Secondly near the comment "original" is the original line of code which will compile with a varning under embedded visual c++, but if you copy the exact same code into visual studio 2008 it will not compile. Since I did not write any of this code and am trying to learn is it possible the original author made a mistake on this line, since the *pRoot should point to and HKEY type yet he is casting to an HTREEITEM type which should never work since the data types don't match?
It's not clear what the code is trying to do there; at first glance I'd say that in the lParam associated to each item in the root node of the treeview is stored a handle to a registry key, and the procedure retrieves it in that way. Still, if it was like that, the (HTREEITEM) cast wouldn't make sense at all; probably it was a mistake, forgiven by the compiler because it treated all handles as plain void *; if my hypothesis is correct you should keep the original line, just replacing (HTREEITEM) with (HKEY).
Many times, API calls take in information in a structure, and also return information in the same structure. If you look at the documentation for TreeView_GetItem, it will clearly show how it operates.
As for the second question, are you compiling as C++? What is the error?
The LPTVITEM parameter to the TreeView_GetItem macro is used bi-directionally.
TreeView_GetItem does indeed send the TVM_GETITEM message to the treeview.
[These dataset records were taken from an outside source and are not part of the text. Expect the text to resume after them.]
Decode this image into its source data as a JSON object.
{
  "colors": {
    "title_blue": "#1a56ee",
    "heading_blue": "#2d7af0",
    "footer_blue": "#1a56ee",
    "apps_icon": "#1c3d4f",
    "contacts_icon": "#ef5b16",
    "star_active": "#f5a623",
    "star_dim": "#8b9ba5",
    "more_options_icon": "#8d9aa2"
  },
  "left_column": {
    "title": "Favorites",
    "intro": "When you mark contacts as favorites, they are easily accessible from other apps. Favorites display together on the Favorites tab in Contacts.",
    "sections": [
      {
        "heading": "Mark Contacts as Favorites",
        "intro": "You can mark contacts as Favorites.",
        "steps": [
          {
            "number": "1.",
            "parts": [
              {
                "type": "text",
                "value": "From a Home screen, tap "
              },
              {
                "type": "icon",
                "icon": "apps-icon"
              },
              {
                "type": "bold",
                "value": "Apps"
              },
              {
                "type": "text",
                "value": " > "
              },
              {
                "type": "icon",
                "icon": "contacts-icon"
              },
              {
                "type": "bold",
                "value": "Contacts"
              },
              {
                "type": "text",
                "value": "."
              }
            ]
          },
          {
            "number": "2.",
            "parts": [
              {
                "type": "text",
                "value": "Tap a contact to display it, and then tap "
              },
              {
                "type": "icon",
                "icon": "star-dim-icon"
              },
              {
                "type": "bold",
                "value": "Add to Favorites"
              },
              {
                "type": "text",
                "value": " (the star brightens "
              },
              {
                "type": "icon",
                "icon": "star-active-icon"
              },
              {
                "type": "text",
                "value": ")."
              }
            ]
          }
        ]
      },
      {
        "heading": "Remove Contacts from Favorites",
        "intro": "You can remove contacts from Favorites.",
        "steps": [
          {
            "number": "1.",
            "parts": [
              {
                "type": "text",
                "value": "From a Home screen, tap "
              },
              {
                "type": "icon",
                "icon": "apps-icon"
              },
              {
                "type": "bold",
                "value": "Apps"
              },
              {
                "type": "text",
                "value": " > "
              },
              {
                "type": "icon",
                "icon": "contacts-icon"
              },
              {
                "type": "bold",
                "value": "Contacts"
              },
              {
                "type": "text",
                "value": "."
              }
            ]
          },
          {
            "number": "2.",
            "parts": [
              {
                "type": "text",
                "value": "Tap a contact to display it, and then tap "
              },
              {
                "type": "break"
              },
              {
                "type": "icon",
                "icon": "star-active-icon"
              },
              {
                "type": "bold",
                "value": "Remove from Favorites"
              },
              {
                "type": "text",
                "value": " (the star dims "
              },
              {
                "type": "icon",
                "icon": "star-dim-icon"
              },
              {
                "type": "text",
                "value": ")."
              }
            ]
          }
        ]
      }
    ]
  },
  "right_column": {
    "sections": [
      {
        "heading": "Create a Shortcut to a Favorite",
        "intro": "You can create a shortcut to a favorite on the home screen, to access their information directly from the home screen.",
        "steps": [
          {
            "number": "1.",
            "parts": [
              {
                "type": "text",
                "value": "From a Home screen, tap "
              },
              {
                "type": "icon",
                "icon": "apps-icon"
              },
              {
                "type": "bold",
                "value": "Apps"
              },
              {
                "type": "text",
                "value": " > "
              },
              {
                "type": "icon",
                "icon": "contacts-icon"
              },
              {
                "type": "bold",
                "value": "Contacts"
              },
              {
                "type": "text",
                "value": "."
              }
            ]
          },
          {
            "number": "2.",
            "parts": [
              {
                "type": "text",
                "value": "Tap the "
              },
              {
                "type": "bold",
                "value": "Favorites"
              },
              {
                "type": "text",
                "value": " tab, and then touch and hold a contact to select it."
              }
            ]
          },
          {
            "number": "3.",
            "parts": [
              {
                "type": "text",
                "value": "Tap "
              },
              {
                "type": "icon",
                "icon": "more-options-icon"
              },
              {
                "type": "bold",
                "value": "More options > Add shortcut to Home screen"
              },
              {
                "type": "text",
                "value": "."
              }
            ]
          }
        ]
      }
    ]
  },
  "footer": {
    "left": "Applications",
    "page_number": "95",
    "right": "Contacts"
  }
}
What's going on here is that the caller fills in a little bit of the struct to say "here's what I have and what I want" and then the treeview will fill in the requested bits.
From the TreeView_GetItem documentation
When the TVM_GETITEM message is sent, the hItem member of the TVITEM or TVITEMEX structure identifies the item to retrieve information about, and the mask member specifies the attributes to retrieve.
For the second part, I think it looks like it was a mistake, based on the names of the variables etc., but you should probably check how the function is used in the rest of the code to make sure.
The first question is pretty simple: you're filling in a few of the items in the structure to tell what data you want, then calling TreeView_GetItem to actually retrieve the specified data. In this case, you're specifying TVIF_TEXT, which says you want the text for the particular item. You also give it a buffer where it's going to put the text (szName), and tell it how long that buffer is (so it won't write past the end of the buffer). When you call TreeView_GetIem, it copies the text for that item into your buffer.
As to your second question: it looks like all that code (both old and new) is somewhat problematic. The general intent seems to be to retrieve the path to the item that was originally passed in, but it seems to do that rather poorly. It starts by recursively walking up the tree to the root. Then it retrieves the text for the root item, but only into the local variable szName -- which it then ignores (does not copy into szKey). It does store the handle to the root item into hItem (this is where it originally wrote to pRoot).
Then, as it returns (walking back "down" the tree), it retrieves the text for each item, and appends those names to szKey (separated by '\'), to form (most of) the path to the item originally passed in. Unfortunately, as it does this, it ignores the nMax that was passed in, so it can (apparently) write past the end of the szKey buffer.